Ethical cord blood research will help patients
A great deal of private research funds followed from the private sector. However, the potentiality and vitality of the embryo stem cells proved to be their biggest liability because they proved to be unmanageable, multiplied quickly and reverted to cell types developing tumours in research specimens.
With the failure of embryos to produce marketable treatments, the private money began to dry up and be increasingly attracted by the stunning successes being achieved in the area of adult stem cells, cord blood and placenta stem cells. So the advocates of embryonic research turned to governments and other taxpayer-funded research programs. In Europe, there are several such funds, however, the fullest honeypot is the EU Seventh Framework Research Program which has a budget estimated at more than €7 billion a year to spend on R&D including embryonic stem cell research. There are three advantages of the EU research fund for academics over the private one:
* Secure funds.
* Prestige in taking part in collaborative EU projects.

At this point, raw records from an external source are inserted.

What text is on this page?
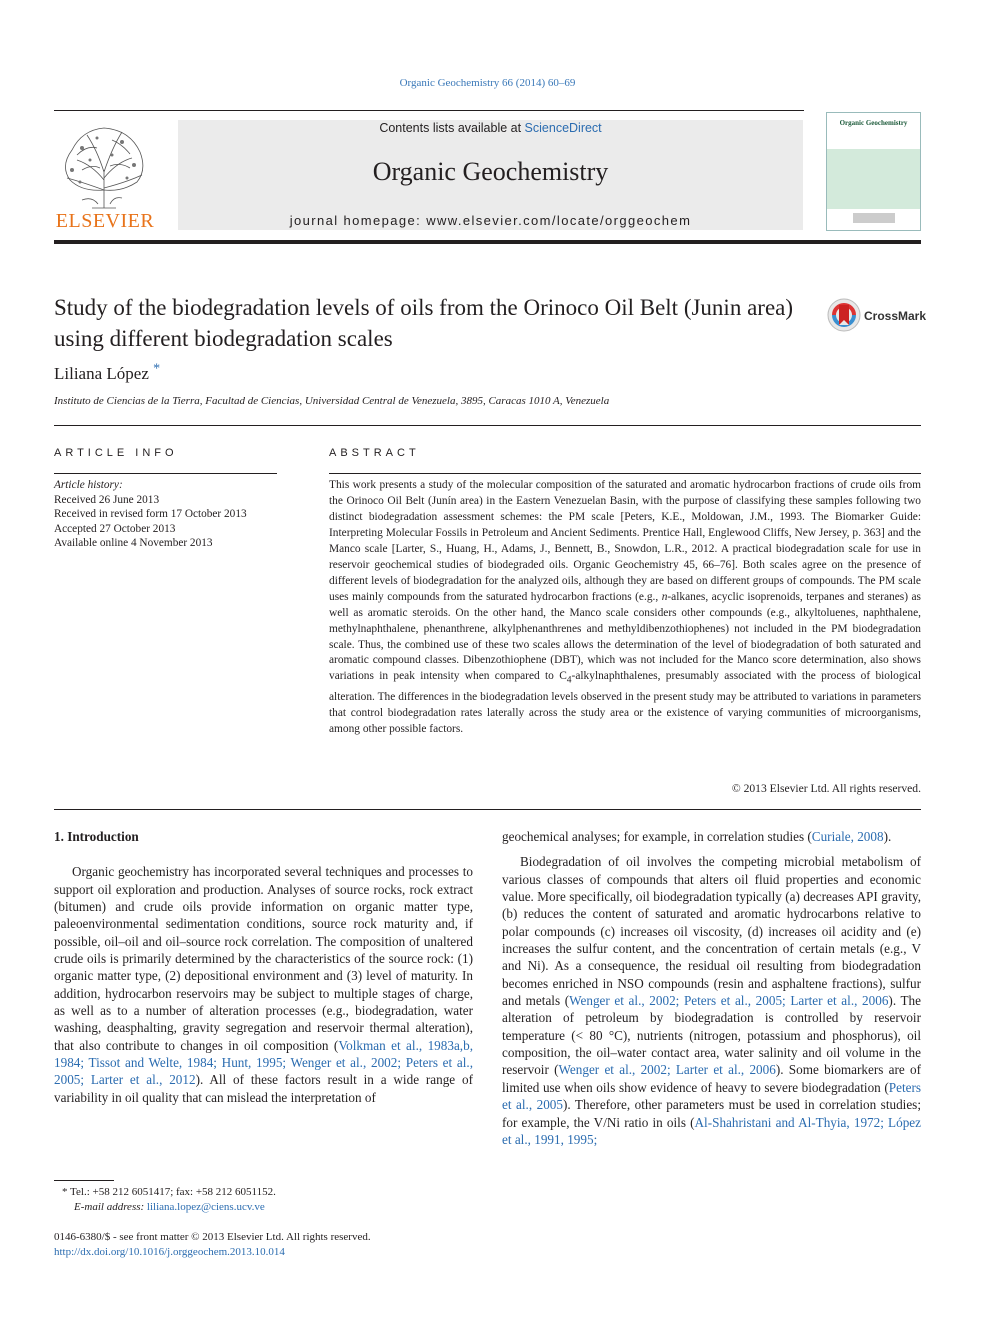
Organic Geochemistry 66 (2014) 60–69
ELSEVIER
Contents lists available at ScienceDirect
Organic Geochemistry
journal homepage: www.elsevier.com/locate/orggeochem
Organic Geochemistry
Study of the biodegradation levels of oils from the Orinoco Oil Belt (Junin area) using different biodegradation scales
CrossMark
Liliana López *
Instituto de Ciencias de la Tierra, Facultad de Ciencias, Universidad Central de Venezuela, 3895, Caracas 1010 A, Venezuela
ARTICLE INFO
Article history:
Received 26 June 2013
Received in revised form 17 October 2013
Accepted 27 October 2013
Available online 4 November 2013
ABSTRACT
This work presents a study of the molecular composition of the saturated and aromatic hydrocarbon fractions of crude oils from the Orinoco Oil Belt (Junín area) in the Eastern Venezuelan Basin, with the purpose of classifying these samples following two distinct biodegradation assessment schemes: the PM scale [Peters, K.E., Moldowan, J.M., 1993. The Biomarker Guide: Interpreting Molecular Fossils in Petroleum and Ancient Sediments. Prentice Hall, Englewood Cliffs, New Jersey, p. 363] and the Manco scale [Larter, S., Huang, H., Adams, J., Bennett, B., Snowdon, L.R., 2012. A practical biodegradation scale for use in reservoir geochemical studies of biodegraded oils. Organic Geochemistry 45, 66–76]. Both scales agree on the presence of different levels of biodegradation for the analyzed oils, although they are based on different groups of compounds. The PM scale uses mainly compounds from the saturated hydrocarbon fractions (e.g., n-alkanes, acyclic isoprenoids, terpanes and steranes) as well as aromatic steroids. On the other hand, the Manco scale considers other compounds (e.g., alkyltoluenes, naphthalene, methylnaphthalene, phenanthrene, alkylphenanthrenes and methyldibenzothiophenes) not included in the PM biodegradation scale. Thus, the combined use of these two scales allows the determination of the level of biodegradation of both saturated and aromatic compound classes. Dibenzothiophene (DBT), which was not included for the Manco score determination, also shows variations in peak intensity when compared to $C_4$-alkylnaphthalenes, presumably associated with the process of biological alteration. The differences in the biodegradation levels observed in the present study may be attributed to variations in parameters that control biodegradation rates laterally across the study area or the existence of varying communities of microorganisms, among other possible factors.
© 2013 Elsevier Ltd. All rights reserved.

1. Introduction

Organic geochemistry has incorporated several techniques and processes to support oil exploration and production. Analyses of source rocks, rock extract (bitumen) and crude oils provide information on organic matter type, paleoenvironmental sedimentation conditions, source rock maturity and, if possible, oil–oil and oil–source rock correlation. The composition of unaltered crude oils is primarily determined by the characteristics of the source rock: (1) organic matter type, (2) depositional environment and (3) level of maturity. In addition, hydrocarbon reservoirs may be subject to multiple stages of charge, as well as to a number of alteration processes (e.g., biodegradation, water washing, deasphalting, gravity segregation and reservoir thermal alteration), that also contribute to changes in oil composition (Volkman et al., 1983a,b, 1984; Tissot and Welte, 1984; Hunt, 1995; Wenger et al., 2002; Peters et al., 2005; Larter et al., 2012). All of these factors result in a wide range of variability in oil quality that can mislead the interpretation of

geochemical analyses; for example, in correlation studies (Curiale, 2008).

Biodegradation of oil involves the competing microbial metabolism of various classes of compounds that alters oil fluid properties and economic value. More specifically, oil biodegradation typically (a) decreases API gravity, (b) reduces the content of saturated and aromatic hydrocarbons relative to polar compounds (c) increases oil viscosity, (d) increases oil acidity and (e) increases the sulfur content, and the concentration of certain metals (e.g., V and Ni). As a consequence, the residual oil resulting from biodegradation becomes enriched in NSO compounds (resin and asphaltene fractions), sulfur and metals (Wenger et al., 2002; Peters et al., 2005; Larter et al., 2006). The alteration of petroleum by biodegradation is controlled by reservoir temperature (< 80 °C), nutrients (nitrogen, potassium and phosphorus), oil composition, the oil–water contact area, water salinity and oil volume in the reservoir (Wenger et al., 2002; Larter et al., 2006). Some biomarkers are of limited use when oils show evidence of heavy to severe biodegradation (Peters et al., 2005). Therefore, other parameters must be used in correlation studies; for example, the V/Ni ratio in oils (Al-Shahristani and Al-Thyia, 1972; López et al., 1991, 1995;

* Tel.: +58 212 6051417; fax: +58 212 6051152.
E-mail address: liliana.lopez@ciens.ucv.ve
0146-6380/$ - see front matter © 2013 Elsevier Ltd. All rights reserved.
http://dx.doi.org/10.1016/j.orggeochem.2013.10.014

* Funding is not contingent on outcome.
UCC has obviously got its sights on Seventh Framework Funds and this raises questions for taxpayers who will be forced to support this embryo destruction regardless of their belief about the sanctity of life.
Though I do not agree with Dr. Stephen Sullivan's support of embryo destructive research in his letter to the Irish Examiner, I do agree wholeheartedly with him when he says “Ireland is not doing all it could for patients with life debilitating diseases”. It is to help patients that I encourage ethical adult and cord blood research and have urged Cork University Maternity Hospital to initiate a program of cord blood donation. It is interesting that among the diseases Dr Sullivan cites, he mentions diabetes. Last year, an Irish stem cell scientist in Britain in collaboration with a specialist diabetes centre in Texas, got cord blood stem cells to become insulin producing pancreatic cells.
This breakthrough gives real hope to diabetes sufferers of an eventual cure, yet at CMUH we incinerate thousands of infants’ cords every year without giving parents the opportunity to donate them for use in the more than 100 established treatments that have been developed from both cord blood and the stem cells it contains.